Hindu activists accuse their leader in India riots

New Delhi, India - Hardline Hindu activists blamed for one of India's worst religious riots have accused a state leader of failing to stop the killing of hundreds of Muslims, a magazine report said on Thursday.

Gujarat state Chief Minister Narendra Modi's Hindu nationalist Bharatiya Janata Party (BJP) rejected the report, saying the activists wanted to switch political loyalties before state elections set for December.

Modi's office said he was not interested in commenting on the report.

About 2,500 people, mostly Muslims, are estimated to have been beaten, stabbed or burned to death in the western state in 2002 after suspected Muslims set fire to a train carrying Hindu pilgrims, killing 59 people.

The activists said Modi, who is seeking re-election, gave Hindu mobs a free run for three days after the train fire, encouraged them to riot and prevented police from stopping the violence.

India's Supreme Court has judged that Modi's government had looked the other way while innocent people were burning and was probably deliberating how to protect the killers.
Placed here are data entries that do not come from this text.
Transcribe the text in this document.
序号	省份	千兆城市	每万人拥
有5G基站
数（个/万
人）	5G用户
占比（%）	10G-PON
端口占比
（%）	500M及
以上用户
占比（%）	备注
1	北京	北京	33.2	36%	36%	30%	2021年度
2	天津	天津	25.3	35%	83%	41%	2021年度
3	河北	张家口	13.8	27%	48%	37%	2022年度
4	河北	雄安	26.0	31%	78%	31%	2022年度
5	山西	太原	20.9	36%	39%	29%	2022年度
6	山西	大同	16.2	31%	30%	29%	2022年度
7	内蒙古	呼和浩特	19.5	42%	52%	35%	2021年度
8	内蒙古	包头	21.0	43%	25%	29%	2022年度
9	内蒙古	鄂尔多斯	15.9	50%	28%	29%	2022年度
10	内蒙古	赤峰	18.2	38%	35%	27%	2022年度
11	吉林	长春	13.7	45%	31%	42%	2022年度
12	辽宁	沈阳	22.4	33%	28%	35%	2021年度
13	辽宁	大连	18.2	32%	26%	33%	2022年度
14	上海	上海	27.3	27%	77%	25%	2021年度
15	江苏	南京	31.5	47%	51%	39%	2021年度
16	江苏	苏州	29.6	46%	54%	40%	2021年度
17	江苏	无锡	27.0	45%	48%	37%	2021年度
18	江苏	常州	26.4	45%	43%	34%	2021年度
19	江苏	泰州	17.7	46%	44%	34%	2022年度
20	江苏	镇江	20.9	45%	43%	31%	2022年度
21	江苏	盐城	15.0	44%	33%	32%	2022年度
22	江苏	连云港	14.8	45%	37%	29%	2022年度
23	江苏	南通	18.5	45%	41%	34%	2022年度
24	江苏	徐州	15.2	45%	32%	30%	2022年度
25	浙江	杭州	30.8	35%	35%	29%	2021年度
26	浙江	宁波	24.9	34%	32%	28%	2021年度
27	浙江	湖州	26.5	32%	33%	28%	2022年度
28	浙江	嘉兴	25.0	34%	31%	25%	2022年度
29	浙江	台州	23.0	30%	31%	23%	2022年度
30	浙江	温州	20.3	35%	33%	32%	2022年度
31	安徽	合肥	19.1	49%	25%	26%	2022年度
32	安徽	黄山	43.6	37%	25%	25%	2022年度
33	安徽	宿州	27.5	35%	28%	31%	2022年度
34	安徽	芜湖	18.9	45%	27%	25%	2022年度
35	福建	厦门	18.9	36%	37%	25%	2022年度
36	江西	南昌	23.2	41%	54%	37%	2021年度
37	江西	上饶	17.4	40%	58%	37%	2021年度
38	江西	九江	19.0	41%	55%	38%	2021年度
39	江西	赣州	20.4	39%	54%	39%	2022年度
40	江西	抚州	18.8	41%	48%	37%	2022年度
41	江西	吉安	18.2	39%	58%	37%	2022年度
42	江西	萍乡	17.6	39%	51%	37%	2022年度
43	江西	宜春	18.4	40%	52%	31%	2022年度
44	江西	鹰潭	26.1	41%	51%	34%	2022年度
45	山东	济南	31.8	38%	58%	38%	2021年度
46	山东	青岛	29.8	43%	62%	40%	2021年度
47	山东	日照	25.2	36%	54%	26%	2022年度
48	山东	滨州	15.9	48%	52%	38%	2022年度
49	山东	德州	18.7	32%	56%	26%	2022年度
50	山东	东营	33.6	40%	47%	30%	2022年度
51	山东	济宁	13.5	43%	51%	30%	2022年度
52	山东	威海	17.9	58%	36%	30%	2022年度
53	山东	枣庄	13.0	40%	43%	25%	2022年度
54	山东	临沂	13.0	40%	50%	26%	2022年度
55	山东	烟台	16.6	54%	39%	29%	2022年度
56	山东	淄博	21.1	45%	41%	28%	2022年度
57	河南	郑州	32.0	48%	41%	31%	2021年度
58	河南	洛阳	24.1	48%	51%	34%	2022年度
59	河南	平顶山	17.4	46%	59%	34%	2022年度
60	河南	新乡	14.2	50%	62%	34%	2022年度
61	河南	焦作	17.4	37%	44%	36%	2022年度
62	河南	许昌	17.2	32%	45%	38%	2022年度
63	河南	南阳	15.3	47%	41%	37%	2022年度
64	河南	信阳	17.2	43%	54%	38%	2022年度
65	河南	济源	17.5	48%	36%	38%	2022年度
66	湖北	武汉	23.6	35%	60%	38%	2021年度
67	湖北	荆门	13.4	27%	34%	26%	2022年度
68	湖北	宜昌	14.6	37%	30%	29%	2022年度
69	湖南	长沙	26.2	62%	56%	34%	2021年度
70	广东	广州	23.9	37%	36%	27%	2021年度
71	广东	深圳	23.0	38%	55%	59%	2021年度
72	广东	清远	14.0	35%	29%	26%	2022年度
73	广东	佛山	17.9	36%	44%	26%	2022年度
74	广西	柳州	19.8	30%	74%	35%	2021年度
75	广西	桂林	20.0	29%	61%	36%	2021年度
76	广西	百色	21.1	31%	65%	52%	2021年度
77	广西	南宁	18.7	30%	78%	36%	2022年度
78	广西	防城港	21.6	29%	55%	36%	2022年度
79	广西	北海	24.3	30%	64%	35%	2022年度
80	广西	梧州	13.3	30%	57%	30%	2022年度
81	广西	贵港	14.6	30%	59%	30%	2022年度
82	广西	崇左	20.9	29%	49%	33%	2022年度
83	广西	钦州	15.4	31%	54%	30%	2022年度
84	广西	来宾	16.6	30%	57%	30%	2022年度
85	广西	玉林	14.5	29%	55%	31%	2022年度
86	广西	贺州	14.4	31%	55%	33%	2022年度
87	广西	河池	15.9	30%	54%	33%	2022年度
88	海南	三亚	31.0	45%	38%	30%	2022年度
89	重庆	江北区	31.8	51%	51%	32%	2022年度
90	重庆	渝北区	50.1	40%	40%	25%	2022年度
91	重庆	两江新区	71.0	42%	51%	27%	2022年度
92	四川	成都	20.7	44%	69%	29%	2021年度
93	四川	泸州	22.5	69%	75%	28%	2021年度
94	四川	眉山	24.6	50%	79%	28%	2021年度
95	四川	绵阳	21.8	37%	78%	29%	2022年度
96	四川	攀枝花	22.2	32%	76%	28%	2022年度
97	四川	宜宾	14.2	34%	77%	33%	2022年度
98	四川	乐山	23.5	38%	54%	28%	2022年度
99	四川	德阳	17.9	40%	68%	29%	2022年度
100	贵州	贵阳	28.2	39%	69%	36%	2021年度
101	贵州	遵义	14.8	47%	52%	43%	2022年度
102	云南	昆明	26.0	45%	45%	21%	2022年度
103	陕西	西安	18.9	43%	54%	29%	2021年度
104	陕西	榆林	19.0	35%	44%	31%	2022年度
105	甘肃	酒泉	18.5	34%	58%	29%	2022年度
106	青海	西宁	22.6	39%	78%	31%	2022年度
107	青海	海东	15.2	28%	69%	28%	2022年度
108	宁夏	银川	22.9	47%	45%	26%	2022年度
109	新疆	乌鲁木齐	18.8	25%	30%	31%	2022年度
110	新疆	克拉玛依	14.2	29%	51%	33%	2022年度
It compared Modi to the Roman Emperor Nero, who in popular legend played his lyre while Rome burned.

Modi and the BJP have in the past rejected similar charges from Muslim victims, human rights groups and political opponents. They have said they did all they could to control the reprisal attacks.

However, the expose in Tehelka magazine, based on hidden video camera interviews, is the first in which Hindu leaders and their supporters suspected of involvement in the riots have pointed a finger at Modi.

Arvind Pandya, a Gujarat government counsel at a riot inquiry panel, said Modi's "blood was boiling" when he first heard of the train fire.

"His reaction was like this, 'if he were not a minister he would have burst bombs ... detonated a few bombs in Juhapura'," Pandya said, referring to a Muslim suburb in Gujarat's main city Ahmedabad.

Haresh Bhatt, a leader of Bajrang Dal, a hardline Hindu group affiliated to the BJP, said he was at a meeting addressed by Modi after the train fire.

"He had given us three days to do whatever we could. He said he would not give us time after that, he said this openly," Bhatt said.

Tehelka said the report was the result of a six-month investigation by one of its reporters who posed as a research scholar and spoke to the activists.

The BJP said the activists quoted by Tehelka had colluded with India's ruling Congress party, which is in the opposition in Gujarat, to discredit Modi ahead of the election.

"It was expected from the Congress and some dissidents," said BJP spokesman Prakash Javdekar. "This is a collusive sting based on rumors and hearsay."